Echoing Tales From the Crypt’s fantastic opening credit sequence of a camera touring a haunted house, Perversions of Science begins each show hovering above a suburban neighborhood, floating into a family’s living room, zooming into a piece of popcorn that has fallen to the floor, revealing a futuristic cityscape. This credit sequence ends when we are taken into a robotic sex shop to meet our host, CGI sexbot, Chrome, voiced by Maureen Teefy. Chrome wanders about her abandoned cybernetic warehouse introducing each science fiction tale much like the Cryptkeeper or Mr. Rush had for their respective shows, albeit with more erotic double entendre. This opening sequence deserves high praise for its imagination and production value, however, everything that is wrong with Perversions of Science can be traced back to the mismatched tones in this sequence. We begin with a suburban tableau that would not be out of place in a 1980s Spielberg film, and end with an erotic mechanized sex worker who opens her breast, revealing a television screen and the title of the show. I have nothing against 1950s gee-whiz science fiction, and I certainly have nothing against science fiction erotica, but the conflicting tones in the show’s title sequence indicates that the producers couldn’t agree on what kind of show they wanted, and this leaks through the entirety of the 10 episodes.

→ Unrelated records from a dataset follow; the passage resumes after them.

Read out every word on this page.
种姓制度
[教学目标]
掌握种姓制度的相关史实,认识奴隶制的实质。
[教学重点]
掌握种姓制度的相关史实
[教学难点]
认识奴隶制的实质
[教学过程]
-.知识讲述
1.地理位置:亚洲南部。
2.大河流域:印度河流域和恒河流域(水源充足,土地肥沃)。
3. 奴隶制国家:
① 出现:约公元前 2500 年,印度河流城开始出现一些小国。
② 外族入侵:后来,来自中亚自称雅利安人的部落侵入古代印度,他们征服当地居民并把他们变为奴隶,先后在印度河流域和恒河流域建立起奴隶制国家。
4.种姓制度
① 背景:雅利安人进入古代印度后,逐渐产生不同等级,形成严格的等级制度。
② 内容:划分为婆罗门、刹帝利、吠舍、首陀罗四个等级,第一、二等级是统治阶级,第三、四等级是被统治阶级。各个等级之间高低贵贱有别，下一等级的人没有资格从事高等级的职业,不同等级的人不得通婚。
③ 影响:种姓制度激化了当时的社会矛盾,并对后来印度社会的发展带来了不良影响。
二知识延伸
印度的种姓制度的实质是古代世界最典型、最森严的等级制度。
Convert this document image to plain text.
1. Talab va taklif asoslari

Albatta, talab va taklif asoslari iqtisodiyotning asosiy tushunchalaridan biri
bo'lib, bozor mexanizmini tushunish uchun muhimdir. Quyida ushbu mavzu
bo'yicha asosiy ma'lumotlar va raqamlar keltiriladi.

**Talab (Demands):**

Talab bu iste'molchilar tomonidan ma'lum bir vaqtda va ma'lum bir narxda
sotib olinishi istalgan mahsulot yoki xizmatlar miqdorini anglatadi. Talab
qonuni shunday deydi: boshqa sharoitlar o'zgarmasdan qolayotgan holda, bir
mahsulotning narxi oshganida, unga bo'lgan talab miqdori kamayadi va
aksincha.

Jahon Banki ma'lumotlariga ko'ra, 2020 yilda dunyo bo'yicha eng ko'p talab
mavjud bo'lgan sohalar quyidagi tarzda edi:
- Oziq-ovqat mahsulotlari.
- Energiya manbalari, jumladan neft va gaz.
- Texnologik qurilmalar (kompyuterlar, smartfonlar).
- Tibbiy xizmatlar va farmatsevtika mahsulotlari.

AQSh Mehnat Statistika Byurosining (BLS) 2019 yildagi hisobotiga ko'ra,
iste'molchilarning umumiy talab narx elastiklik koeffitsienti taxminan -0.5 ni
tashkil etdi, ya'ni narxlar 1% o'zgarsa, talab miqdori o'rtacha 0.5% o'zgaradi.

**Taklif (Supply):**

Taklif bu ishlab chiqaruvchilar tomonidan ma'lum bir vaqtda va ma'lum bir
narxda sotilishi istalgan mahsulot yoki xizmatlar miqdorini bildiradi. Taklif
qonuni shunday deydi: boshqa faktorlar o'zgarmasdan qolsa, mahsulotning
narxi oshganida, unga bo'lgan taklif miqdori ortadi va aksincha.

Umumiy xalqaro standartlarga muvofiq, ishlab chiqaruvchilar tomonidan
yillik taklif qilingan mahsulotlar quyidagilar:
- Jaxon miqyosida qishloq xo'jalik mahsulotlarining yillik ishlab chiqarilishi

Perversions of Science features some really great ideas; Orson Welles’ War of the World’s broadcast as a mask for a real alien invasion, a space journey that turns into a homicidal and paranoid test of protocol. Although, nothing exciting or different is really done with these ideas unless you count Will Wheaton going apeshit with a ray gun in “Snap Ending.” The original EC “Weird Science” comics featured entertaining tales, but also managed to work in stories that took on topics such as racism and social class. Unfortunately, Perversions of Science eschews this kind of material, instead offering mediocre sci-fi tinged comedies, or ribald tales involving robots and aliens, failing to be a suitable replacement for the long running Tales. The series never got a DVD release here in the States, but you might check YouTube for a glimpse of this little oddity.
The anthology format has always been a difficult nut to crack, with only a few series leaving a lasting impression. It’s a shame that Two Fisted Tales never took off given the quality of the episodes produced, and it’s also a shame that Perversions of Science never rose above the quality of a poor Outer Limits clone. Although given the recent talks of a Tales From the Crypt revival, one can dream about the possibilities of these television adaptations finding new footing in the hands of today’s writers and filmmakers.